Paper No. 8
Presentation Time: 2:50 PM

SPATIAL PREDICTION OF BLOOD LEAD LEVELS IN CHILDREN IN TOLEDO, OH USING FUZZY SETS AND THE SITE-SPECIFIC IEUBK MODEL


STEWART, Lauren R., Department of Geology, Bowling Green State University, 190 Overman Hall, Bowling Green State University, Bowling Green, OH 43403, FARVER, John R., Department of Geology, Bowling Green State University, 190 Overman Hall, Bowling Green, OH 43403, GORSEVSKI, Pece V., School of Earth, Environment and Society, Bowling Green State University, 190 Overman Hall, Bowling Green State University, Bowling Green, OH 43403 and MINER, Jeffrey G., Department of Biological Sciences, Bowling Green State University, 217 Life Sciences Building, Bowling Green State University, Bowling Green, OH 43403, ltrombl@bgsu.edu

Urban areas are often affected by unique environmental and health concerns due to an increase in industrial and manufacturing activity, traffic density and waste disposal compared to rural areas. A major concern in urban areas today continues to be lead poisoning in young children, even 30 years after the banning of Pb-based paint and leaded gasoline. In Toledo, OH, 16.6% of 6,550 children tested in 2010 had blood lead levels (BLLs) above the Centers for Disease Control (CDC) lead poisoning reference level of 5 μg/dL. The purpose of this study was to spatially quantify the risk of lead poisoning to children in Toledo, OH and to reduce lead poisoning risk through educational outreach and citizen science.

Students in Toledo area schools were instructed on proper USEPA soil sampling guidelines and were asked to collect soil samples from their residential yards as part of an educational outreach effort. A subsample of 81 soil samples was analyzed for total lead using USEPA method 6200 for field portable x-ray fluorescence and bioavailable lead using the USEPA in vitrobioaccessibility assay and ICP-OES analysis. BLLs were predicted at each sampling site using the USEPA Integrated Exposure Uptake and Biokinetic (IEUBK) model. Predicted BLLs and various physical and socioeconomic spatial variables were then used to develop an index model using analytical hierarchy process (AHP) and weighted linear combination (WLC). Fuzzy sets were implemented in the model to account for uncertainties in the sampling method.

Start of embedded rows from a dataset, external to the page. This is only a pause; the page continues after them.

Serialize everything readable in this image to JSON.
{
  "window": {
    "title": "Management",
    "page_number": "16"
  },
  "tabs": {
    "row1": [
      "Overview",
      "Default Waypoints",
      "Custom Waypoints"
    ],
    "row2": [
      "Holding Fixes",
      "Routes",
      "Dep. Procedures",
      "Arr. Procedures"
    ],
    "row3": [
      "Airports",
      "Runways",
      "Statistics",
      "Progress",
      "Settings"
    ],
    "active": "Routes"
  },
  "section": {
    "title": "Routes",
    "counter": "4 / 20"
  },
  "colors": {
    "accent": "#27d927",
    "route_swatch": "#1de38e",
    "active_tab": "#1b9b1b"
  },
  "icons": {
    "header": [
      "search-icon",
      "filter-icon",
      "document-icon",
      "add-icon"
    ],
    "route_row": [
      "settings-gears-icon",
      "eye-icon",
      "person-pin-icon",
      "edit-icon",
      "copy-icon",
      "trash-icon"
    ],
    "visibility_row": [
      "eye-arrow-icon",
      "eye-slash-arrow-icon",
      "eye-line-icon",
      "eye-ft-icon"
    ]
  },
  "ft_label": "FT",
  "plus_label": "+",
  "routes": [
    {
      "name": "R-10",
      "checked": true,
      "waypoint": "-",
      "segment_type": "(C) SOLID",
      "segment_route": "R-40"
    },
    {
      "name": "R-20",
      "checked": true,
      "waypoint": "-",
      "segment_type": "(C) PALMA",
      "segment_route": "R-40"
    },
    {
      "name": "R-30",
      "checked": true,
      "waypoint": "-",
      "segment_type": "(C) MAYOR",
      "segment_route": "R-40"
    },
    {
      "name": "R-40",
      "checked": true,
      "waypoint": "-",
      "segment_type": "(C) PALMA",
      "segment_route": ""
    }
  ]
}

Soil analysis showed that 8.6% of the soil samples had total soil lead concentrations above the USEPA action level of 400 mg/kg, but 28.4% of soil samples yielded predicted elevated BLLs, suggesting the action level is set too high. It was also found that housing age had the greatest impact on the possibility of lead poisoning followed by road density, percent impervious surfaces, home value, household income and soil type. The highest risk for lead poisoning was found in the highly urbanized city center. The spatial index model paired with the unique outreach driven sampling approach proved successful at providing quality soil samples and educating the community about the risks of lead in soil in urban areas.